Sicilian serpentinite xenoliths containing abiotic organics with nanodiamond clusters as key model for prebiotic processes

Rock fragments from the deepest parts of a buried hydrothermal system belonging to the Mesozoic Tethys Ocean entered as xenoliths in a Miocenic diatreme, hence brought to the surface, in the Hyblean Plateau (Sicily). Some xenoliths consist of strongly serpentinized ultramafic rocks bearing blebs of abiotic organic matter, where clusters of amorphous carbon nanoparticles, including nanodiamonds, are immersed. Such an occurrence conjures up established hypotheses that diamond surfaces are suitable catalytic platforms stimulating the assemblage of complex bio-organic molecules relevant to the emergence of life on Earth. The appearance of bio-organic molecules under primitive Earth conditions is one of the major unsolved questions on the origin of life. Here we report new micro-Raman spectra on blebs of abiotic organic matter from a selected xenolith. Diamond bands were related to hydrogenated nanocrystalline diamonds, with size of nearly 1–1.6 ?nm, formed from organics at low pressures and temperatures.
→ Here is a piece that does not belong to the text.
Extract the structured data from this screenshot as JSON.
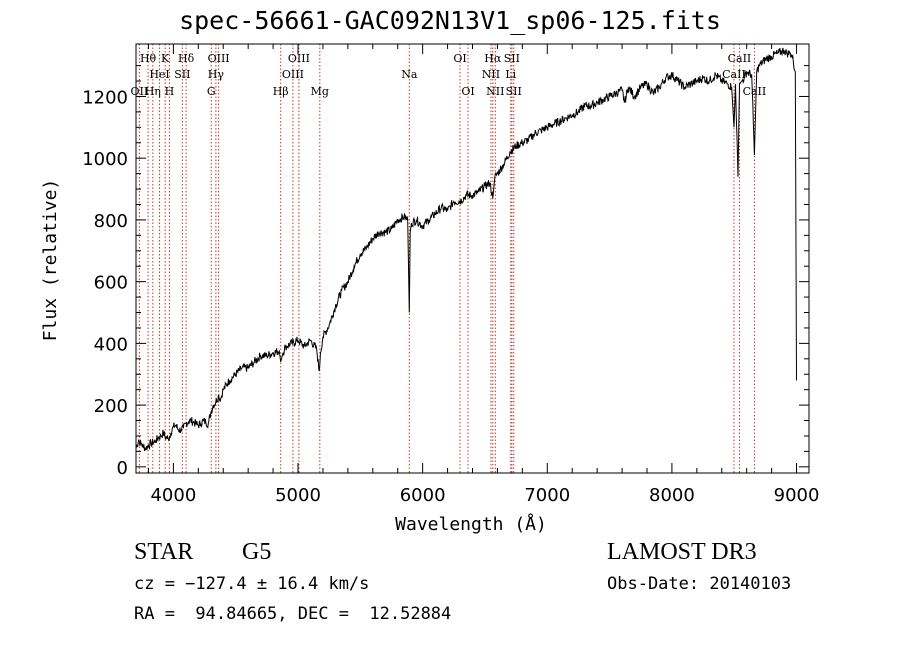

In particular, diamond surfaces can give rise to crystalline interfacial water layers that may have played a fundamental role in the early biosphere evolution as a good medium for rapidly transporting positive charges in the form of hydrated protons. Nowadays, proton gradients in alkaline hydrothermal vents along oceanic ridges are generally viewed as key pre-biotic factors. In general, serpentinites span the entire geological record, including prebiotic times. These hydrous ultramafic rocks often display evidence of abiotic carbon species, both organic and inorganic, including nanodiamonds, being also capable to give rise to chemiosmotic processes and proton gradients necessary to the organisms, such as the “Last Universal Common Ancestor” (LUCA), in the prebiotic Earth.